Blaine ground his teeth and stared down at his hands. Despite all of his efforts to rebel against his parents, he'd managed to maintain his pretty boy hands- smooth and free of calluses, the nails even and unbroken. These were not hands used to work.

"On Sunday the Ladies' Aid Society from the Baptist church likes to come in and interfere," Thad said, tossing his clothes over the foot of his bed. "They basically just putter around and meddle and act horrified by all these dreadful, dirty boys." His mouth twisted up in a sneer. "It's delightful."

"It's not that bad," Nick said serenely, stretching out the length of his bed. His legs seemed too thin to hold him up. "Dr. Trevelyan usually brings his daughter around. She's the best of the lot."

"That's true," Thad admitted. "We don't mind her."

One of the teachers poked his head in the door, the curly-haired one who had attempted to restrain Kurt in the hall earlier that day. "Lights out in five minutes, boys," he warned.

"That's Mr. Schuester, one of the teachers," Nick explained as Blaine hastily undressed for bed.

"He's one of those progressive, idealistic, bleeding-heart type teachers," Thad said. "He keeps trying to start up a boys' chorus of some kind. Thinks it'll help us, or some such rot."

"I sing," Blaine said shortly as he unlaced his shoes and tucked them under his bed.

"Well, then, he'll be delighted to have you," Thad said.

Blaine chose not to tell them about the glossy black piano at his parents' home, the one where he learned to drum out simple exercises as a chubby-fingered child and later spent school holidays rippling up and down the keys in wild melodies of his own invention, or the years spent with a private tutor training him to sing properly with round tones and perfect diction.

I don't belong here, he thought bitterly.
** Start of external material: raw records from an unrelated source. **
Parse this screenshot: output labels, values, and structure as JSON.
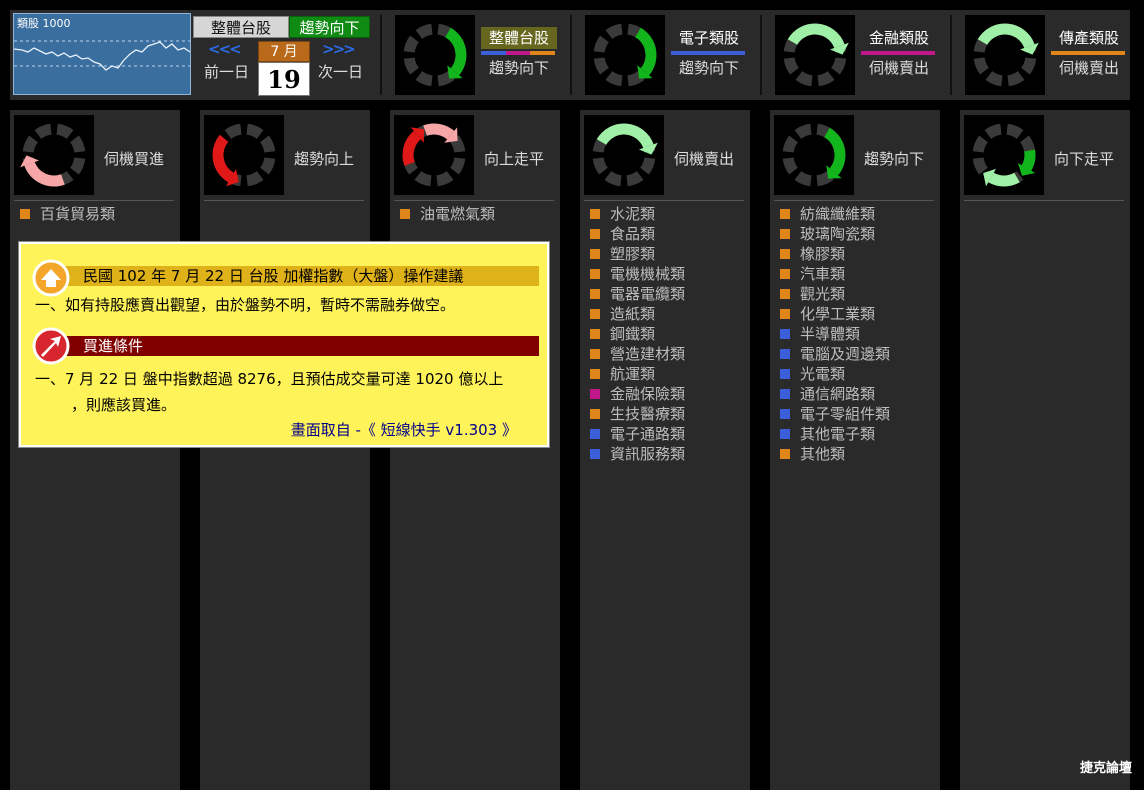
{
  "mini_chart": {
    "label": "類股 1000"
  },
  "market": {
    "name": "整體台股",
    "trend": "趨勢向下"
  },
  "date_nav": {
    "prev_arrows": "<<<",
    "next_arrows": ">>>",
    "prev_label": "前一日",
    "next_label": "次一日",
    "month": "7 月",
    "day": "19"
  },
  "groups": [
    {
      "name": "整體台股",
      "trend": "趨勢向下",
      "bar_color": "#3a5fd9",
      "bar_colors": [
        "#3a5fd9",
        "#c0178a",
        "#e0851a"
      ],
      "highlight": true,
      "icon": "cycle-down-icon"
    },
    {
      "name": "電子類股",
      "trend": "趨勢向下",
      "bar_color": "#3a5fd9",
      "icon": "cycle-down-icon"
    },
    {
      "name": "金融類股",
      "trend": "伺機賣出",
      "bar_color": "#c0178a",
      "icon": "cycle-sell-icon"
    },
    {
      "name": "傳產類股",
      "trend": "伺機賣出",
      "bar_color": "#e0851a",
      "icon": "cycle-sell-icon"
    }
  ],
  "columns": [
    {
      "title": "伺機買進",
      "icon": "cycle-buy-icon",
      "items": [
        {
          "label": "百貨貿易類",
          "color": "#e0851a"
        }
      ]
    },
    {
      "title": "趨勢向上",
      "icon": "cycle-up-icon",
      "items": []
    },
    {
      "title": "向上走平",
      "icon": "cycle-upflat-icon",
      "items": [
        {
          "label": "油電燃氣類",
          "color": "#e0851a"
        }
      ]
    },
    {
      "title": "伺機賣出",
      "icon": "cycle-sell-icon",
      "items": [
        {
          "label": "水泥類",
          "color": "#e0851a"
        },
        {
          "label": "食品類",
          "color": "#e0851a"
        },
        {
          "label": "塑膠類",
          "color": "#e0851a"
        },
        {
          "label": "電機機械類",
          "color": "#e0851a"
        },
        {
          "label": "電器電纜類",
          "color": "#e0851a"
        },
        {
          "label": "造紙類",
          "color": "#e0851a"
        },
        {
          "label": "鋼鐵類",
          "color": "#e0851a"
        },
        {
          "label": "營造建材類",
          "color": "#e0851a"
        },
        {
          "label": "航運類",
          "color": "#e0851a"
        },
        {
          "label": "金融保險類",
          "color": "#c0178a"
        },
        {
          "label": "生技醫療類",
          "color": "#e0851a"
        },
        {
          "label": "電子通路類",
          "color": "#3a5fd9"
        },
        {
          "label": "資訊服務類",
          "color": "#3a5fd9"
        }
      ]
    },
    {
      "title": "趨勢向下",
      "icon": "cycle-down-icon",
      "items": [
        {
          "label": "紡織纖維類",
          "color": "#e0851a"
        },
        {
          "label": "玻璃陶瓷類",
          "color": "#e0851a"
        },
        {
          "label": "橡膠類",
          "color": "#e0851a"
        },
        {
          "label": "汽車類",
          "color": "#e0851a"
        },
        {
          "label": "觀光類",
          "color": "#e0851a"
        },
        {
          "label": "化學工業類",
          "color": "#e0851a"
        },
        {
          "label": "半導體類",
          "color": "#3a5fd9"
        },
        {
          "label": "電腦及週邊類",
          "color": "#3a5fd9"
        },
        {
          "label": "光電類",
          "color": "#3a5fd9"
        },
        {
          "label": "通信網路類",
          "color": "#3a5fd9"
        },
        {
          "label": "電子零組件類",
          "color": "#3a5fd9"
        },
        {
          "label": "其他電子類",
          "color": "#3a5fd9"
        },
        {
          "label": "其他類",
          "color": "#e0851a"
        }
      ]
    },
    {
      "title": "向下走平",
      "icon": "cycle-downflat-icon",
      "items": []
    }
  ],
  "popup": {
    "title": "民國 102 年 7 月 22 日 台股 加權指數（大盤）操作建議",
    "line1": "一、如有持股應賣出觀望，由於盤勢不明，暫時不需融券做空。",
    "buy_title": "買進條件",
    "line2": "一、7 月 22 日 盤中指數超過 8276，且預估成交量可達 1020 億以上",
    "line3": "，則應該買進。",
    "source": "畫面取自 -《 短線快手 v1.303 》"
  },
  "watermark": "捷克論壇",
  "colors": {
    "green": "#12b51c",
    "light_green": "#9ff0a6",
    "red": "#e01818",
    "pink": "#f6a6a6",
    "market_trend_bg": "#0f8a12"
  }
}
I don't deserve this.

He fell onto his bed, still uncomfortably sticky from a long day of traveling with no chance for a bath, and pulled the scratchy blanket over his legs. In a moment he kicked it aside; it was too oppressively hot to sleep covered up.

The lights switched off and the room fell in the heavy silence of the exhausted. He could hear Nick's labored, wheezing breaths and Thad tossing and turning. All he could do was stare at the ceiling, watching the journey of a spider across the rafters. He wished desperately for just a sip of whiskey, thick and comforting and warm against his throat, but his father had searched him for contraband before leaving.
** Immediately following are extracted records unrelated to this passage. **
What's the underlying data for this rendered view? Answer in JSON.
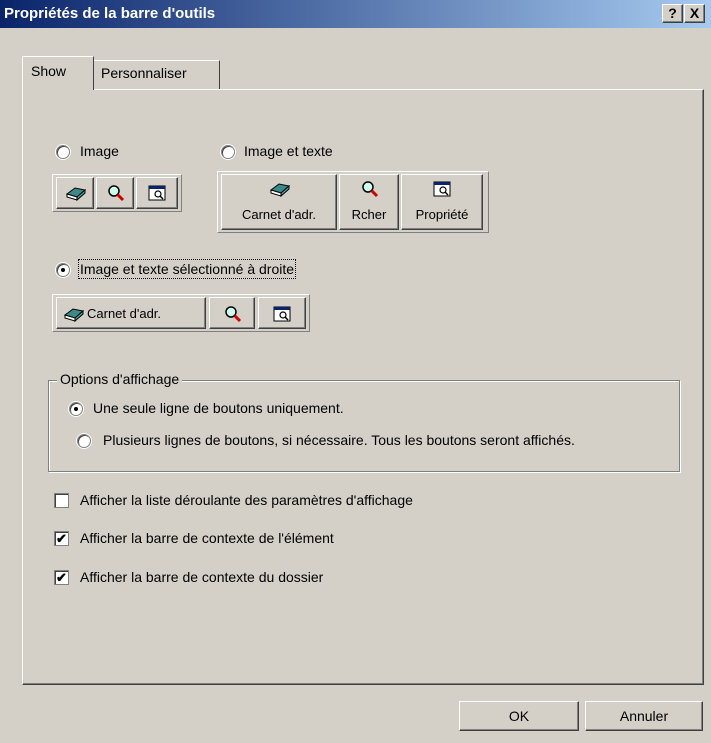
{
  "window": {
    "title": "Propriétés de la barre d'outils",
    "help_label": "?",
    "close_label": "X"
  },
  "tabs": [
    {
      "label": "Show",
      "active": true
    },
    {
      "label": "Personnaliser",
      "active": false
    }
  ],
  "style_options": {
    "image": {
      "label": "Image",
      "selected": false
    },
    "image_text": {
      "label": "Image et texte",
      "selected": false
    },
    "image_text_right": {
      "label": "Image et texte sélectionné à droite",
      "selected": true
    }
  },
  "preview": {
    "address_book_label": "Carnet d'adr.",
    "search_label": "Rcher",
    "properties_label": "Propriété"
  },
  "display_options": {
    "legend": "Options d'affichage",
    "single_row": {
      "label": "Une seule ligne de boutons uniquement.",
      "selected": true
    },
    "multi_row": {
      "label": "Plusieurs lignes de boutons, si nécessaire. Tous les boutons seront affichés.",
      "selected": false
    }
  },
  "checkboxes": [
    {
      "label": "Afficher la liste déroulante des paramètres d'affichage",
      "checked": false
    },
    {
      "label": "Afficher la barre de contexte de l'élément",
      "checked": true
    },
    {
      "label": "Afficher la barre de contexte du dossier",
      "checked": true
    }
  ],
  "footer": {
    "ok_label": "OK",
    "cancel_label": "Annuler"
  },
  "colors": {
    "titlebar_start": "#0a246a",
    "titlebar_end": "#a6caf0",
    "face": "#d4d0c8"
  },
  "icons": {
    "address_book": "address-book-icon",
    "search": "magnifier-icon",
    "properties": "properties-icon",
    "check": "✔"
  }
}
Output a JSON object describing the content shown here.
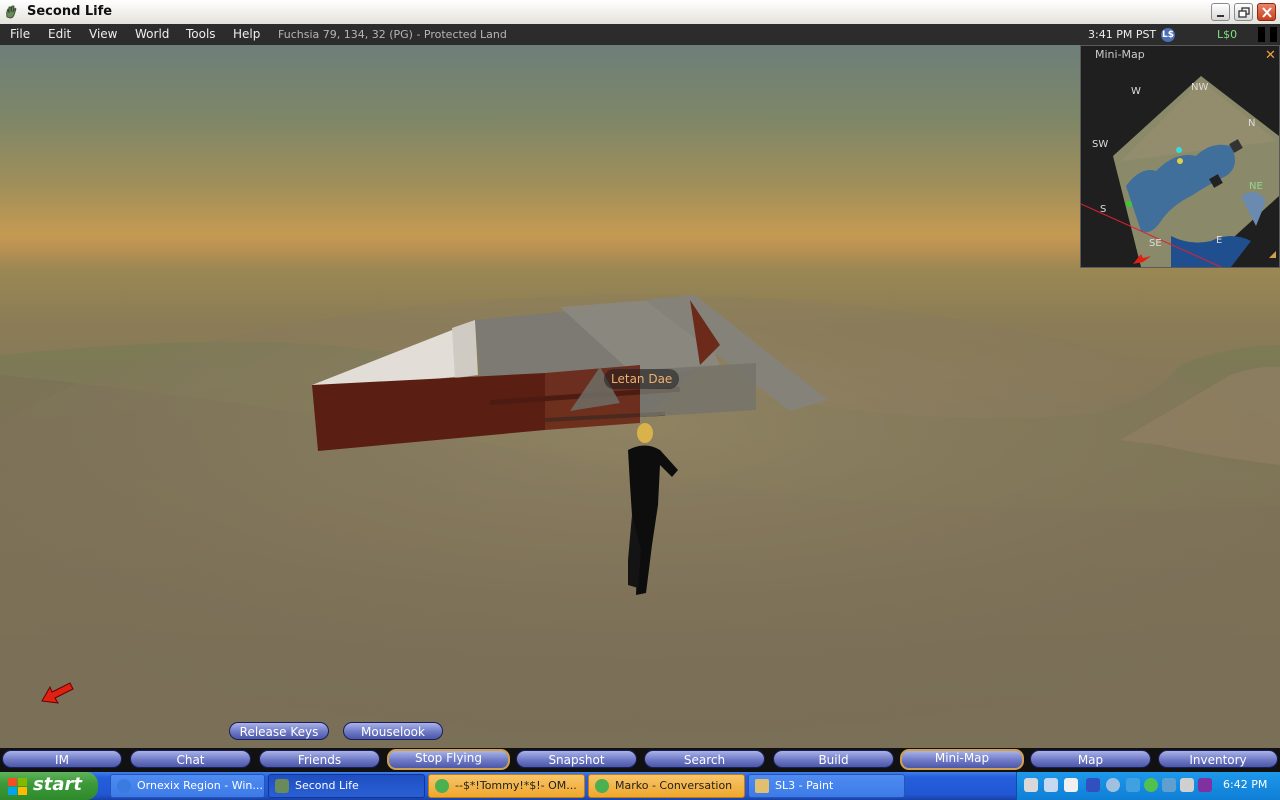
{
  "window": {
    "title": "Second Life",
    "icons": [
      "second-life-hand-icon"
    ],
    "buttons": [
      "minimize",
      "restore",
      "close"
    ]
  },
  "menu": {
    "items": [
      "File",
      "Edit",
      "View",
      "World",
      "Tools",
      "Help"
    ],
    "location": "Fuchsia 79, 134, 32 (PG) - Protected Land",
    "time": "3:41 PM PST",
    "currency_icon": "L$",
    "balance": "L$0"
  },
  "scene": {
    "nametag": "Letan Dae"
  },
  "minimap": {
    "title": "Mini-Map",
    "close_glyph": "✕",
    "directions": {
      "w": "W",
      "nw": "NW",
      "n": "N",
      "sw": "SW",
      "ne": "NE",
      "s": "S",
      "se": "SE",
      "e": "E"
    }
  },
  "overlay_buttons": {
    "release_keys": "Release Keys",
    "mouselook": "Mouselook"
  },
  "toolbar": {
    "buttons": [
      "IM",
      "Chat",
      "Friends",
      "Stop Flying",
      "Snapshot",
      "Search",
      "Build",
      "Mini-Map",
      "Map",
      "Inventory"
    ]
  },
  "taskbar": {
    "start": "start",
    "tasks": [
      "Ornexix Region - Win...",
      "Second Life",
      "--$*!Tommy!*$!- OM...",
      "Marko - Conversation",
      "SL3 - Paint"
    ],
    "clock": "6:42 PM"
  },
  "colors": {
    "menubar": "#2c2c2c",
    "pill_button": "#6e79c6",
    "active_outline": "#d0a050",
    "taskbar": "#245edb",
    "start_green": "#3c9a39"
  }
}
No matter. If he could get booze at private school, he could definitely get booze at Dalton.

He kept staring at the ceiling, too distracted to sleep.

And then the door creaked open, and Kurt walked in.

He walked past Blaine, quiet and catlike, and paused at the bed at the end of the row. Blaine watched through his lashes as Kurt undressed slowly, stripping down to his undershorts and a thin white sleeveless shirt. But instead of crawling under his covers he sank to the edge of his bed, one slim leg folded under him, and he just looked out the window.

Blaine wished fervently that he could see his face. He could see the back of Kurt's neck, pale and slender, and the hunching of his thin strong shoulders. For a while he watched him, still and unmoving, until the next thing he realized he was opening his eyes to the first stray lights of dawn and the other boys were rousing. Kurt's bed was still made and he was already gone.


Author's Notes:

Well...so I fell prey to the bad boy trend!

I've been toying with some ideas, because I didn't want to make Blaine the bad boy and Kurt the sweet innocent boy he corrupts. I wanted them both to be bad, in their own unique ways.

And I was running laps this morning and realized..."Oh. It doesn't have to be modern."

So this story is heavily influenced by my love of sentimental, melodramatic novels from the early 20th century- particularly Freckles and A Girl of the Limberlost by Gene Stratton Porter. There's also going to be some influence from the final Anne Shirley book, Rilla of Ingleside.

I also read Human Croquet by Kate Atkinson twice yesterday (don't judge! I'm a speedreader and I love that book!) and so some that book crept into this story- most notably the title. I highly recommend all of these books.

So...I hope this intrigues you. I'm going to get to work on the next chapter promptly. I'm going to crank this story out while my energy is still going!